Philipp T. Kaulich (Kiel / DE), Kyowon Jeong (Kiel / DE; Tuebingen / DE), Oliver Kohlbacher (Tuebingen / DE), Andreas Tholey (Kiel / DE)
Top-down proteomics (TDP) analyzes intact proteoforms, i.e., all molecular forms in which proteins can be present. Despite significant advances that have been made in the past, the proteome-wide identification of proteoforms faces several challenges, e.g., limited sensitivity and complex spectra. A typical TDP sample preparation workflow for analyzing cellular proteoforms includes cell lysis, prefractionation of proteoforms smaller than approximately 30 kDa, optional reduction/alkylation, and multidimensional fractionation approaches. In the literature, a plethora of sample preparation strategies have been presented. Here, we systematically examined the influence of the various sample preparation steps on identifying proteoforms and proteins by TDP from human Caco-2 cells.
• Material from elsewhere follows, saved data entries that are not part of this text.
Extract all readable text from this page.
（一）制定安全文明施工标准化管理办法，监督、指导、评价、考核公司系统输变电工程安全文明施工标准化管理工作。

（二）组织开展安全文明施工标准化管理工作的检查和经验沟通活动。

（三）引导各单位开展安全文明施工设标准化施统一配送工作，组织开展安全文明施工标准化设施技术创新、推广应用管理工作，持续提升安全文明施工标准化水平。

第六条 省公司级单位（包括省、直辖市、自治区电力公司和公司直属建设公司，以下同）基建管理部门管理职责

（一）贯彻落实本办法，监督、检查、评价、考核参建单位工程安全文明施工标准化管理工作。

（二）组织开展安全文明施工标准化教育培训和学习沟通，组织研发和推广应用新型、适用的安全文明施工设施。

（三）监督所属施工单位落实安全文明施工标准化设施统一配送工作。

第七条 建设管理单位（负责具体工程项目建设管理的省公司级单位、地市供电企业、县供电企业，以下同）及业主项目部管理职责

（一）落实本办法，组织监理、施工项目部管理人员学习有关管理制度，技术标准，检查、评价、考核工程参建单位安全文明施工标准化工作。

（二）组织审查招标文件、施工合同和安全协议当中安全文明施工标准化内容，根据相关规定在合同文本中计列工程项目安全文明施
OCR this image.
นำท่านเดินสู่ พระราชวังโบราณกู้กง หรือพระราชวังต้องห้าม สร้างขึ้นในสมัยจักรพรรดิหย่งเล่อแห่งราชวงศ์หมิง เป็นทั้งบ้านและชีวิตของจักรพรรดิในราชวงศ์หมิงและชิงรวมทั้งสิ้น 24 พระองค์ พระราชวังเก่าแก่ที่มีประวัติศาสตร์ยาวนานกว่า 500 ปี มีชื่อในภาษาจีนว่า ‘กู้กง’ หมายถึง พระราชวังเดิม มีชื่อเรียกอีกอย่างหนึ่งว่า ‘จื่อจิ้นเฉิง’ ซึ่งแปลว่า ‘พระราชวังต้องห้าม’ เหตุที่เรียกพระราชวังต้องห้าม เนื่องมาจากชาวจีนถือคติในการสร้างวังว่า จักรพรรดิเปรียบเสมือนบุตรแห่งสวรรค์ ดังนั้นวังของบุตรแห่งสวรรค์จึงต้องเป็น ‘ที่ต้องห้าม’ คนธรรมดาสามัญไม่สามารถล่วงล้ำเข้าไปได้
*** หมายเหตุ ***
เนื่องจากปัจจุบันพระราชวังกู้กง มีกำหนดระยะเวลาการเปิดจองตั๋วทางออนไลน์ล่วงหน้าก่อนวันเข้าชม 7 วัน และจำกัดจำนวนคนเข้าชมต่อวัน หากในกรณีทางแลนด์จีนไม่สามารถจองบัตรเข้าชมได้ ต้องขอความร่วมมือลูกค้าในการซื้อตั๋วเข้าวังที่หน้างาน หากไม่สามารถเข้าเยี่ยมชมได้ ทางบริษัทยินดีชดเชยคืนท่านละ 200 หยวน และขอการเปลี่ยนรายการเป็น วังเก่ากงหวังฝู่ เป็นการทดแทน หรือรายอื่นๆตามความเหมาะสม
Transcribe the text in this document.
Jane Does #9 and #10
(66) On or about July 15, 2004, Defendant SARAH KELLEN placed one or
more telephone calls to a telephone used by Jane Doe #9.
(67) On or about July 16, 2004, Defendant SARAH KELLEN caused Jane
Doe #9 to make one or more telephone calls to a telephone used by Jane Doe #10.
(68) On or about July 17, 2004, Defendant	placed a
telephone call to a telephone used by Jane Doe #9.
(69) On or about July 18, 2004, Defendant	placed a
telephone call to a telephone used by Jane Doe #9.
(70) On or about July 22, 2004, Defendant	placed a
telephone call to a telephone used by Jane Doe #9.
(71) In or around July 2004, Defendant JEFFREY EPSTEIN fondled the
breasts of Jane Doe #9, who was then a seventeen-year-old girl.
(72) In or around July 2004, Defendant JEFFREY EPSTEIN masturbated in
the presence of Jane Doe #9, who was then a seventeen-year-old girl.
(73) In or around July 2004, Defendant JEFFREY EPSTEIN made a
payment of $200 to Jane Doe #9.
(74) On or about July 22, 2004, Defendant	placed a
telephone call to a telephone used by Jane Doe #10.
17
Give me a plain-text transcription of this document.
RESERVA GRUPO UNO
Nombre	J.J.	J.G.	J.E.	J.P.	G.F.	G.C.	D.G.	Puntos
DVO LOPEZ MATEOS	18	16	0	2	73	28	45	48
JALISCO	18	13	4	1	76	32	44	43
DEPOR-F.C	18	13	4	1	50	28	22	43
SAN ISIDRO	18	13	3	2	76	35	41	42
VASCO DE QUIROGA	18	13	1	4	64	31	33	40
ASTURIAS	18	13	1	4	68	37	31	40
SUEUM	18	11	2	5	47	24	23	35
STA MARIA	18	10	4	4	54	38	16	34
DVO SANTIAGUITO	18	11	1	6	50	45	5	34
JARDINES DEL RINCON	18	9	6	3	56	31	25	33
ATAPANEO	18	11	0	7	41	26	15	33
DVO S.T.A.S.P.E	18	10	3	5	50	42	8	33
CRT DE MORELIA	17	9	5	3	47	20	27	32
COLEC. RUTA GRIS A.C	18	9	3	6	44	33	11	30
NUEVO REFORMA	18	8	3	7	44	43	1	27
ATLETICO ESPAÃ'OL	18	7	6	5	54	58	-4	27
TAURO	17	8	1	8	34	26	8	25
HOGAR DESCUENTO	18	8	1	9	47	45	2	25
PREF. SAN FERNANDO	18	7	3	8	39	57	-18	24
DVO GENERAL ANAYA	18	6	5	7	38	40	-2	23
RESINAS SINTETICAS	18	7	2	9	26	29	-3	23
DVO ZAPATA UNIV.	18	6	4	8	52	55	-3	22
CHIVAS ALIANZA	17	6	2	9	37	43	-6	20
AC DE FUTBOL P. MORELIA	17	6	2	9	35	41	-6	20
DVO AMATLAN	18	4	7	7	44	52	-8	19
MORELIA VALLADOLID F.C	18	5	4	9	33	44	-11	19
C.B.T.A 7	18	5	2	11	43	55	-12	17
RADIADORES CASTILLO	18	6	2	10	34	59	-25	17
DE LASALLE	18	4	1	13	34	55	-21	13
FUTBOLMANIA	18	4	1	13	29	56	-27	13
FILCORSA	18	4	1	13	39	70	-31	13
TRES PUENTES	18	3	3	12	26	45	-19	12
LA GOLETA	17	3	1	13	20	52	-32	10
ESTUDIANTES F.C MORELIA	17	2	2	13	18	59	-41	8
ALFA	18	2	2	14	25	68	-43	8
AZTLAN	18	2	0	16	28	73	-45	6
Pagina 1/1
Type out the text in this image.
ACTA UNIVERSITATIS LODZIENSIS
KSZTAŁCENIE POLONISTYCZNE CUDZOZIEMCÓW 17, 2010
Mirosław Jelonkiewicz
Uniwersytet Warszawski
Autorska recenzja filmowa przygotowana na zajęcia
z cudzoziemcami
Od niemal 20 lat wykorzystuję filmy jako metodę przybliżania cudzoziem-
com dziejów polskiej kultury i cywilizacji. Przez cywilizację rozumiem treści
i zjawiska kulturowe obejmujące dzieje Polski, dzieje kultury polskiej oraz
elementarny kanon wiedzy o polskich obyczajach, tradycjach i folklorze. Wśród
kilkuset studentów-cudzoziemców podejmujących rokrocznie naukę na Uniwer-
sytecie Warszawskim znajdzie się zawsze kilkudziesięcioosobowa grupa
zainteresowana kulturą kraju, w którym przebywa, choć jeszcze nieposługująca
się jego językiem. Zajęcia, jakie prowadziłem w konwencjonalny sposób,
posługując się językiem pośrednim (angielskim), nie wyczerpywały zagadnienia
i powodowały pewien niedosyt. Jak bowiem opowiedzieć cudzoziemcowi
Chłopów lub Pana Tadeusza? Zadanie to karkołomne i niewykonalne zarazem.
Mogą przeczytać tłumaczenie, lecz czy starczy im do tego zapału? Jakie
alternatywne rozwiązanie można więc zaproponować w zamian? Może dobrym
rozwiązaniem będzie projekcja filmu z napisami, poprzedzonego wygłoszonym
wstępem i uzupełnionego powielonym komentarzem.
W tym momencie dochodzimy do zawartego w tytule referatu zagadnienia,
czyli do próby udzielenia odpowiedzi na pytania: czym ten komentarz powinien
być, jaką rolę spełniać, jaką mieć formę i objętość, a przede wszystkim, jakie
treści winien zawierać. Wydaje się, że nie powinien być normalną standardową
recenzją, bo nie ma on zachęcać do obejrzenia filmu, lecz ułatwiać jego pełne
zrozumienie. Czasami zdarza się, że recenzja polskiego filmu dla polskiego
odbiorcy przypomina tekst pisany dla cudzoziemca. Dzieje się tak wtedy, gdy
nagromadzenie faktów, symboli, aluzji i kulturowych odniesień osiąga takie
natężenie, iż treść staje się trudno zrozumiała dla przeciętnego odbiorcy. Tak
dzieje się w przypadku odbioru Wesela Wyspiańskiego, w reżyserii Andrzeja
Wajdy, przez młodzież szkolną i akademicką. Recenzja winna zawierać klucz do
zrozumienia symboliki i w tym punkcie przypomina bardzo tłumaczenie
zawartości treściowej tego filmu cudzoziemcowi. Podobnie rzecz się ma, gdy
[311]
Besides the number of identifications, their physicochemical properties and the occurrence of artificially introduced modifications were evaluated.
Each step in sample preparation influenced the number, confidence, and physicochemical properties (mass, isoelectric point, GRAVY score) of the identifications. Lysis conditions using acidic pH tended to extract a higher number of proteoforms with an alkaline pI and vice versa. Moreover, the lysis affected the occurrence of artificially modified proteoforms (covalent modifications/adducts and artificial truncation). Reduction and alkylation increased the number and residue cleavage of proteoform identifications, with the effect on cysteine-containing proteoforms being the most significant. However, disulfide reduction resulted in the identification of artificially introduced proteoforms due to hydrolysis of peptide bonds C-terminal to aspartate residues, likely due to elevated temperature during the reduction. Moreover, information about disulfide bridges is lost. Prefractionation of proteoforms smaller than 30-50 kDa could significantly increase the number of identifications compared to full lysate analyses. However, different biases for subgroups of proteoforms (e.g., small, acidic, and hydrophilic) were observed depending on the sample preparation strategies. Specific steps in sample preparation led to the generation of artificial proteoforms, e.g., the use of formic acid and β-mercaptoethanol resulted in covalent adducts. Elevated temperatures can result in hydrolysis of peptide bonds C-terminal to aspartate residues. Multidimensional fractionation schemes significantly increased the number and confidence of proteoform identifications but on the cost of the measurement time. Furthermore, the longer sample handling time increases the risk of artificially introduced modifications and hydrolysis events. In summary, this study provides a comprehensive overview of the influence of different sample preparation steps in TDP on proteoform and protein identifications. For in-depth characterization of cells/organisms, performing multiple complementary sample preparation methods provides a straightforward approach to increase the number of identifications. Each variation in the various sample preparation steps has distinct advantages and limitations, and the specific research objectives should guide the selection of sample preparation steps based on the presented results.